During a press conference, officials provided updates on the recovery process in East Palestine. 

Representatives from the U.S. EPA, Ohio EPA, FEMA, CDC, Pennsylvania Department of Health, and the Federal Railroad Administration attended the conference.

According to U.S. Environmental Protection Agency Region 5 Administrator Debra Shore, the EPA has conducted 578 home re-entry screenings, and continues to monitor the air at 15 stations throughout the community.

The EPA will continue to monitor the air and provide screenings for those interested, they have also set up a new hotline for people for various services, the number is 866-361-0526. 

Shore announced that the agency will be setting up a new welcome center at 25 North Market Street, where residents can ask questions and learn about the response process. 
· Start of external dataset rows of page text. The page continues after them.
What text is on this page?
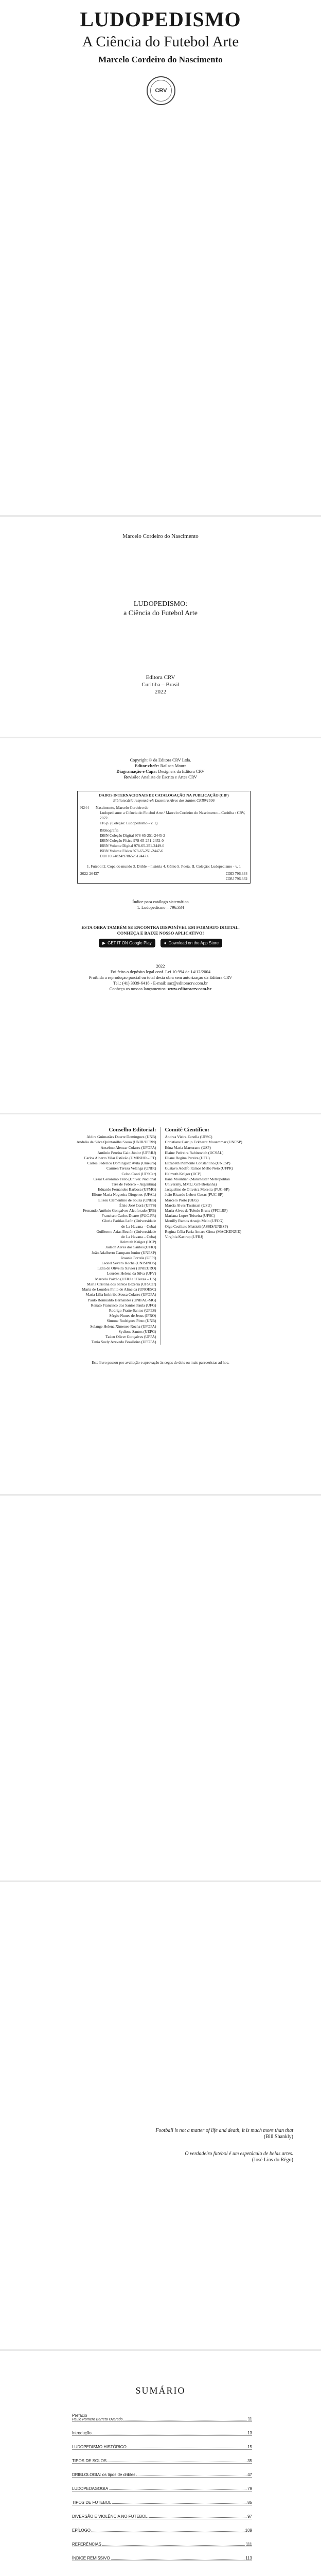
LUDOPEDISMO
A Ciência do Futebol Arte
Marcelo Cordeiro do Nascimento
CRV
Marcelo Cordeiro do Nascimento
LUDOPEDISMO:
a Ciência do Futebol Arte
Editora CRV
Curitiba – Brasil
2022
Copyright © da Editora CRV Ltda.
Editor-chefe: Railson Moura
Diagramação e Capa: Designers da Editora CRV
Revisão: Analista de Escrita e Artes CRV
DADOS INTERNACIONAIS DE CATALOGAÇÃO NA PUBLICAÇÃO (CIP)
Bibliotecária responsável: Luzenira Alves dos Santos CRB9/1506
N244	Nascimento, Marcelo Cordeiro do
Ludopedismo: a Ciência do Futebol Arte / Marcelo Cordeiro do Nascimento – Curitiba : CRV, 2022.
116 p. (Coleção: Ludopedismo - v. 1)
Bibliografia
ISBN Coleção Digital 978-65-251-2445-2
ISBN Coleção Física 978-65-251-2452-0
ISBN Volume Digital 978-65-251-2449-0
ISBN Volume Físico 978-65-251-2447-6
DOI 10.24824/978652512447.6
1. Futebol 2. Copa do mundo 3. Drible – história 4. Gênio 5. Poeta. II. Coleção: Ludopedismo - v. 1
2022-26437	CDD 796.334
CDU 796.332
Índice para catálogo sistemático
1. Ludopedismo – 796.334
ESTA OBRA TAMBÉM SE ENCONTRA DISPONÍVEL EM FORMATO DIGITAL.
CONHEÇA E BAIXE NOSSO APLICATIVO!
▶ GET IT ON Google Play
	● Download on the App Store
2022
Foi feito o depósito legal conf. Lei 10.994 de 14/12/2004
Proibida a reprodução parcial ou total desta obra sem autorização da Editora CRV
Tel.: (41) 3039-6418 - E-mail: sac@editoracrv.com.br
Conheça os nossos lançamentos: www.editoracrv.com.br
Conselho Editorial:
Aldira Guimarães Duarte Domínguez (UNB)
Andréia da Silva Quintanilha Sousa (UNIR/UFRN)
Anselmo Alencar Colares (UFOPA)
Antônio Pereira Gaio Júnior (UFRRJ)
Carlos Alberto Vilar Estêvão (UMINHO – PT)
Carlos Federico Dominguez Avila (Unieuro)
Carmen Tereza Velanga (UNIR)
Celso Conti (UFSCar)
Cesar Gerónimo Tello (Univer. Nacional
Três de Febrero – Argentina)
Eduardo Fernandes Barbosa (UFMG)
Elione Maria Nogueira Diogenes (UFAL)
Elizeu Clementino de Souza (UNEB)
Élsio José Corá (UFFS)
Fernando Antônio Gonçalves Alcoforado (IPB)
Francisco Carlos Duarte (PUC-PR)
Gloria Fariñas León (Universidade
de La Havana – Cuba)
Guillermo Arias Beatón (Universidade
de La Havana – Cuba)
Helmuth Krüger (UCP)
Jailson Alves dos Santos (UFRJ)
João Adalberto Campato Junior (UNESP)
Josania Portela (UFPI)
Leonel Severo Rocha (UNISINOS)
Lídia de Oliveira Xavier (UNIEURO)
Lourdes Helena da Silva (UFV)
Marcelo Paixão (UFRJ e UTexas – US)
Maria Cristina dos Santos Bezerra (UFSCar)
Maria de Lourdes Pinto de Almeida (UNOESC)
Maria Lília Imbiriba Sousa Colares (UFOPA)
Paulo Romualdo Hernandes (UNIFAL-MG)
Renato Francisco dos Santos Paula (UFG)
Rodrigo Pratte-Santos (UFES)
Sérgio Nunes de Jesus (IFRO)
Simone Rodrigues Pinto (UNB)
Solange Helena Ximenes-Rocha (UFOPA)
Sydione Santos (UEPG)
Tadeu Oliver Gonçalves (UFPA)
Tania Suely Azevedo Brasileiro (UFOPA)
Comitê Científico:
Andrea Vieira Zanella (UFSC)
Christiane Carrijo Eckhardt Mouammar (UNESP)
Edna Maria Marturano (USP)
Elaine Pedreira Rabinovich (UCSAL)
Eliane Regina Pereira (UFU)
Elizabeth Piemonte Constantino (UNESP)
Gustavo Adolfo Ramos Mello Neto (UFPR)
Helmuth Krüger (UCP)
Ilana Mountian (Manchester Metropolitan
University, MMU, Grã-Bretanha)
Jacqueline de Oliveira Moreira (PUC-SP)
João Ricardo Lebert Cozac (PUC-SP)
Marcelo Porto (UEG)
Marcia Alves Tassinari (USU)
Maria Alves de Toledo Bruns (FFCLRP)
Mariana Lopez Teixeira (UFSC)
Monilly Ramos Araujo Melo (UFCG)
Olga Ceciliato Mattioli (ASSIS/UNESP)
Regina Célia Faria Amaro Giora (MACKENZIE)
Virgínia Kastrup (UFRJ)
Este livro passou por avaliação e aprovação às cegas de dois ou mais pareceristas ad hoc.
Football is not a matter of life and death, it is much more than that
(Bill Shankly)
O verdadeiro futebol é um espetáculo de belas artes.
(José Lins do Rêgo)
SUMÁRIO
Prefácio
Paulo Romero Barreto Ovarado	11
Introdução	13
LUDOPEDISMO HISTÓRICO	15
TIPOS DE SOLOS	35
DRIBLOLOGIA: os tipos de dribles	47
LUDOPEDAGOGIA	79
TIPOS DE FUTEBOL	85
DIVERSÃO E VIOLÊNCIA NO FUTEBOL	97
EPÍLOGO	109
REFERÊNCIAS	111
ÍNDICE REMISSIVO	113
The EPA also identified two additional hazardous waste disposal facilities, the Ross Incinerator Facility in Grafton, Ohio and the Heritage Environmental Services Hazardous Waste landfill in East Liverpool, will be receiving waste from the clean-up, in addition to other facilities in Texas and Michigan. 

"The addition of these disposal locations gets us closer to having enough capacity to finish the cleanup and get all the waste out of East Palestine as quickly as possible," said Debra Shore, U.S. EPA Regional Administrator.

The EPA said crews could not take any more of these materials to Texas or Michigan because those plants have a toxin capacity. Because of this, they're relying on these two plants in Ohio. The EPA is fully aware of Heritage Environmental Service's shaky past.

"We did a compliance screen of each of these sites and they are currently in compliance and we can have inspectors in collaboration with the state out there at any time," Shore added.

Ohio Department of Public Safety Director Andy Wilson said that the community has the full support of the governor's office, and that they will provide the community with everything they need. 

FEMA Region 5 Regional Administrator Thomas C. Sivak said that there are currently 66 FEMA teams on the ground in East Palestine, and have reached out to over 500 residents to provide them with information. "As of this afternoon, we had 66 FEMA teams on the ground, engaging in the community," said Tom Sivak, Regional Administrator, FEMA Region 5. "They're just one part of this inter agency effort behind me."

Mayor Trent Conaway said that he is continuing to work with officials from the EPA and CDC to provide updates on air and water quality, but when asked if he was satisfied with the agencies response to the derailment, he waivered in his answer. 

"I think they are working as hard as they can, but I do question the people getting rashes, what is causing it. They are saying everything is safe but we need to get to the bottom of what's happening," said Conaway. 

According to the EPA, air quality standards for indoor and outdoor remains normal. 

Positive news from the EPA, all of the 578 home screenings and the 15 air monitoring stations throughout the village show no alarming numbers. Residents tell 21 News they're still concerned about why there's no testing on dioxins.

"I want our soils tested and i want tests done for dioxins," said Oda Sponsel of Sugar Camp Drive. 

"We don't have baseline information for dioxins," Shore added. "They are ubiquitous in the environment."

CDC reps are also taking their crews over the Pennsylvania line and working with 22 Lawrence County households, assessing chemical exposures with potentially affected residents.

On Tuesday, EPA Administrator Michael Regan is expected to come back to East Palestine to visit the derailment.
He's also expected to open a new welcome center in town where people can drop in and get more information about response efforts.